People living in asylum centers in The Netherlands are to be given lessons about the Dutch LGBT community, the country's education minister has announced.

In an interview with daily newspaper Trouw, Jet Bussemaker pledged to introduce educational measures to make it clear that anti-gay discrimination will not be tolerated in the country.

The ministry plans to supply asylum centers with LGBT teaching materials—currently provided to Dutch secondary schools—within the next few weeks and it will be up to each individual center to provide lessons and discussion groups.

"We should not be naive," Bussemaker told the newspaper. "Refugees come from countries where gay rights are not a matter of course and where women's rights are not always accepted."

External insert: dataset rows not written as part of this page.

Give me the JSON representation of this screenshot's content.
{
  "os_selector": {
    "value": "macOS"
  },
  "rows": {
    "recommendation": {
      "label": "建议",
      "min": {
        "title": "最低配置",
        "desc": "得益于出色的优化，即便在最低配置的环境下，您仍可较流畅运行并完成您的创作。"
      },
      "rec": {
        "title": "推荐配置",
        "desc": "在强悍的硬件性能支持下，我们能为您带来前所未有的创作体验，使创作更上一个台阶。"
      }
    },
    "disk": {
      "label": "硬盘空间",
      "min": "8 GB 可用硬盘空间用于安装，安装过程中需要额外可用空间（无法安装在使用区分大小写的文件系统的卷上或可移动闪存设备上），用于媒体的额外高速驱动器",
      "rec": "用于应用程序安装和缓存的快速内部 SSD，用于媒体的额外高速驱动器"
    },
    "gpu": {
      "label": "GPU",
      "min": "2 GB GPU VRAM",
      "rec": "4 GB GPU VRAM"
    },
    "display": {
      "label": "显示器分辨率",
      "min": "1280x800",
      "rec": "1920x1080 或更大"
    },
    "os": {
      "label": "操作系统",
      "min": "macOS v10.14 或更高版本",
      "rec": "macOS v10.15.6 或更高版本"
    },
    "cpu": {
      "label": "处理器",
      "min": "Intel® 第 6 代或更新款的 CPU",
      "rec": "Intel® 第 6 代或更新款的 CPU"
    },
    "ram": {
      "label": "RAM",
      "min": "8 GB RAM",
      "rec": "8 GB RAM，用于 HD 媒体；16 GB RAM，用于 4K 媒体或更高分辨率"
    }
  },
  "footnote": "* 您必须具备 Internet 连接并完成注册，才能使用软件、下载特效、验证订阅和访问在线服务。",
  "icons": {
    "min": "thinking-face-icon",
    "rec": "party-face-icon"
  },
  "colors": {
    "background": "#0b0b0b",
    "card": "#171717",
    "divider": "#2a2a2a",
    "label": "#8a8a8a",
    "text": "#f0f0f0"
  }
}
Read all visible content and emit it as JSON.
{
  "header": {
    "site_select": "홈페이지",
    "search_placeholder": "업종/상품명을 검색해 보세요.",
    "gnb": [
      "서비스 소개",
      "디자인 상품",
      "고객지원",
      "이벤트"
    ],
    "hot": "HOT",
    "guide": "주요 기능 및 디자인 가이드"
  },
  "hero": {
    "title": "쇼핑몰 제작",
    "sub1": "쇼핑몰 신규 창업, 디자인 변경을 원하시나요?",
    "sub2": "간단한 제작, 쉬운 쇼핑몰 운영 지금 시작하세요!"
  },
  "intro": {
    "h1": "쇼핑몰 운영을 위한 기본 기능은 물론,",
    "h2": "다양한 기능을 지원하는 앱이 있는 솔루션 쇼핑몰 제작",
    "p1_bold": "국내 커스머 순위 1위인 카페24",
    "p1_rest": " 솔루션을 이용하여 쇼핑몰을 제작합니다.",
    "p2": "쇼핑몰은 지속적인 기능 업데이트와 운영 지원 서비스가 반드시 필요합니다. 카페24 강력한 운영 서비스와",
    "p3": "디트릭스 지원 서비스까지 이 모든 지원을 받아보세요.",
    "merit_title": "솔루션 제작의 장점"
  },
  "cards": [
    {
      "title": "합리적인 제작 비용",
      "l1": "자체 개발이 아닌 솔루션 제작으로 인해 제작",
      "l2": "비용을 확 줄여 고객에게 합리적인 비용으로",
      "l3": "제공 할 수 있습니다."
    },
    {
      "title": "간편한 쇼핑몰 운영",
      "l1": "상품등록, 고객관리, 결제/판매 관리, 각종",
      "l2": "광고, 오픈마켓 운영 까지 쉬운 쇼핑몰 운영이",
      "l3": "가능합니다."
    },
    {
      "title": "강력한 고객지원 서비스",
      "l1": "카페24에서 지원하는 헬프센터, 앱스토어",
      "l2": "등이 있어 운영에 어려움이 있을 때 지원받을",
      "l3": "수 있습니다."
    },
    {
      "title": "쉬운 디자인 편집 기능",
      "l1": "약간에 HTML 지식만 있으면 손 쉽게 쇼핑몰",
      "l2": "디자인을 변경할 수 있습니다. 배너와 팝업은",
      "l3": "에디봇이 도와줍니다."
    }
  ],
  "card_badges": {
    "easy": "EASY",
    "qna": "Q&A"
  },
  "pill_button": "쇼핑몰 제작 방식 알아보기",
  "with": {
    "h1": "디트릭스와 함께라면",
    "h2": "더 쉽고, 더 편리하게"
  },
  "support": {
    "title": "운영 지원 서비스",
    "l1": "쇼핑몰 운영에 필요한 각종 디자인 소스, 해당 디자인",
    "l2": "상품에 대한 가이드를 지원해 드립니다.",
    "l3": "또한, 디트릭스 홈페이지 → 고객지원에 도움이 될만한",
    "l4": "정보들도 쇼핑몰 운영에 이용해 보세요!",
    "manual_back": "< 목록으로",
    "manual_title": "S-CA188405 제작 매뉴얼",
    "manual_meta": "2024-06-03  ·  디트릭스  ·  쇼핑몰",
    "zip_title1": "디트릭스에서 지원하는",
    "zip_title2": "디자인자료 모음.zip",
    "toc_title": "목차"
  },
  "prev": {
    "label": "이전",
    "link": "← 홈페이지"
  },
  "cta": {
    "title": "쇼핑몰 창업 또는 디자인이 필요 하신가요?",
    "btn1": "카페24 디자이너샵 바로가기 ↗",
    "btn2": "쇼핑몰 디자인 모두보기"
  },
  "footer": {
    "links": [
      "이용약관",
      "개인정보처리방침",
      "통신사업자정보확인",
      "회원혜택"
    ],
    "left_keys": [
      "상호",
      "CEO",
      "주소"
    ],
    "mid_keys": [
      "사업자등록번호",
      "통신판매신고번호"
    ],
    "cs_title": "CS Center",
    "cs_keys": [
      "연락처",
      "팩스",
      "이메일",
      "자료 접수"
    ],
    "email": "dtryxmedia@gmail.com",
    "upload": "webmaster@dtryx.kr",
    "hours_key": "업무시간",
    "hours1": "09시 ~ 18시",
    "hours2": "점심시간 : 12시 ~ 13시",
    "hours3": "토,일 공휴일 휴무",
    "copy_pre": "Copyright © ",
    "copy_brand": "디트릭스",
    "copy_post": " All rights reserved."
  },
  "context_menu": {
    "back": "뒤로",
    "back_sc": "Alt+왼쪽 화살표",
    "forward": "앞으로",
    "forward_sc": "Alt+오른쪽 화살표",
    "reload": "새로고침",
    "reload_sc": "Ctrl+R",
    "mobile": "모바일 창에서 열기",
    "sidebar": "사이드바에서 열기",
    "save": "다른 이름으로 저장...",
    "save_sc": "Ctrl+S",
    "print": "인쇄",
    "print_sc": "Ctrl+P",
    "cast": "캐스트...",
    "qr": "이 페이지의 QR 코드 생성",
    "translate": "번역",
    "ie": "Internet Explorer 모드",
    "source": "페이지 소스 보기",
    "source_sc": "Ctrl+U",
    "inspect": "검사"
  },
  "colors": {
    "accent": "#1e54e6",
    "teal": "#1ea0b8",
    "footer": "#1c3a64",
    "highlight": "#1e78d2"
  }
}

In late 2015, Dutch authorities decided to relocate five LGBT refugees—three Syrians, one Iraqi and one Iranian—out of an asylum center after they were spat on and attacked by other refugees, Amsterdam-based daily newspaper Het Parool reported on December 4. The attacks compromised their safety, forcing them to stay in their rooms.

The ministry plans to involve Dutch LGBT organization COC Nederland in the project. The group welcome Bussemaker's decision, but feels that more could be done by the government. "While we are very happy about the initiative, more needs to be done to introduce harsh and accurate punishments when LGBT asylum seekers are abused," COC spokesman Philip Tijsma tells Newsweek.

"The government need to take responsibility for the vast numbers of people being singled out for being LGBT," he adds. "Twenty asylum seekers have been placed in a safe house in Amsterdam, but there are more people suffering out there."

COC are also worried about the surge in LGBT-related attacks. "In October, we received 10 complaints in just a few weeks. Since then, complaints of bullying and sexual harassment have continued to come through."

The Netherlands received 14,775 asylum applications in the third quarter of 2015—8,020 were submitted by Syrian refugees, according to Eurostat. The country's neighbor Germany welcomed more than one million refugees in 2015.